Главный режиссер со всем соглашался и все опровергал. Замечательный человек! Как только кто-нибудь выступал против него, он кричал:
— D'accord![2] Полностью d'accord, но… — и говорил прямо противоположное.
Газетчики слушали его с явным неудовольствием. По всей видимости, они пришли не узнать здесь что-либо для себя новое, а выговориться в свое удовольствие. Среди них были люди осмотрительные, у которых фразы сходили с губ медленно, тянулись бесконечно и повисали в воздухе зала, точно струи дыма при безветрии; этих ораторов потому, наверное, не перебивали, что их уже давно никто не слушал. Когда же они закруглялись, проходила еще минута-другая, прежде чем присутствующие замечали, что речь оратора окончательно иссякла. И только главный режиссер внимательно слушал все речи, внимательно, терпеливо и прямо-таки одобряюще улыбаясь оратору; если оратор, случалось, замечал, что никто его больше не слушает, что только тот дарит его своим вниманием, кого он как раз намеревался атаковать, то и речь его становилась все снисходительней и снисходительней, и тогда наконец главный режиссер быстро и четко резюмировал эту вязкоколышущуюся словесную массу. Отвечая на выступление, он использовал обороты предшествующего оратора, вплетал в них, точно цветы, ошеломительные иностранные слова и все чуть-чуть подправлял, делая вид, что цитирует; казалось, обе речи заключают друг друга в объятия, хотя сами ораторы продолжали преспокойно сидеть на своих местах.

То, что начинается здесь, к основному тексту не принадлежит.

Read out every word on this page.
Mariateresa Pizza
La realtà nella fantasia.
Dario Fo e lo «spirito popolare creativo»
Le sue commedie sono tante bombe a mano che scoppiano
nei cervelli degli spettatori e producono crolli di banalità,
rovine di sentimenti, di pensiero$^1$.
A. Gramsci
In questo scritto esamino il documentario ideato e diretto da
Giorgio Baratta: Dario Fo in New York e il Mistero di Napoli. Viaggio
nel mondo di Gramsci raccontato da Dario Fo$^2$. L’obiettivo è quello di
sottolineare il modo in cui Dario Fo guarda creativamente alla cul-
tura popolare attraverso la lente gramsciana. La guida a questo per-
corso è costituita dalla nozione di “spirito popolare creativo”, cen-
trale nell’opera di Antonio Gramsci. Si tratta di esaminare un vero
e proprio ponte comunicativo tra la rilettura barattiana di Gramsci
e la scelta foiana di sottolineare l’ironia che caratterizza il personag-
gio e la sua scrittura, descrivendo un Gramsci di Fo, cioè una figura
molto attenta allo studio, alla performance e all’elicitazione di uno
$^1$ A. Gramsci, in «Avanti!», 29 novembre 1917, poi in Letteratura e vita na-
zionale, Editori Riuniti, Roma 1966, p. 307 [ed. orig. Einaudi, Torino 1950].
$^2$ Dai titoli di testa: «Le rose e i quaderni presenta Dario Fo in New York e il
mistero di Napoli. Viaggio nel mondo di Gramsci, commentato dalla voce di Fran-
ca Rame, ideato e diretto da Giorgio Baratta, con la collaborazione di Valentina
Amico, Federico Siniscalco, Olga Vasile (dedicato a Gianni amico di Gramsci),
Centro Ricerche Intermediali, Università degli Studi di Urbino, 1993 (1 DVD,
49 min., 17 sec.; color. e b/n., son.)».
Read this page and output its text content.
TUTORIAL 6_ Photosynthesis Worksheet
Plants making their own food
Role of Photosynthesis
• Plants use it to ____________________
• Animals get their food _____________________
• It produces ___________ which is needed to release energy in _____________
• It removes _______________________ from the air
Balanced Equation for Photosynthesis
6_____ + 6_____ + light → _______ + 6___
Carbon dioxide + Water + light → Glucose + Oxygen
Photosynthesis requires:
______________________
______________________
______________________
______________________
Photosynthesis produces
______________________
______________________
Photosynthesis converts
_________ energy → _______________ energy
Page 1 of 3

Главный редактор радиопрограмм Кнут Релов не сказал на протяжении всей дискуссии ни единого слова. Он сидел неподвижно, точно манекен, выставляющий напоказ новый костюм. Голову его почти все время окутывали клубы дыма, а чуть они рассеивались, как открывалось лицо, на котором ясно читалось, сколь быстро решены были бы все проблемы, если бы эти уста хоть раз единый разомкнулись. Но они если и размыкались, то не речи произносили, а лишь выпускали дым; время от времени Релов с такой силой разевал по-рыбьи рот, выталкивая языком дым, что оттуда вылетали и, медленно покачиваясь, плыли по залу кольца, опускаясь в конце концов на один из столов, там стойко поколыхавшись туда-сюда (подобно умирающей рептилии, что, извиваясь, пытается приподняться), они наконец рассеивались. Господин Релов с интересом наблюдал за их агонией. Раз-другой ему даже удалось отвлечь своими искусными кольцами взгляды чуть ли не всех присутствующих от непоколебимо витийствующего главного режиссера.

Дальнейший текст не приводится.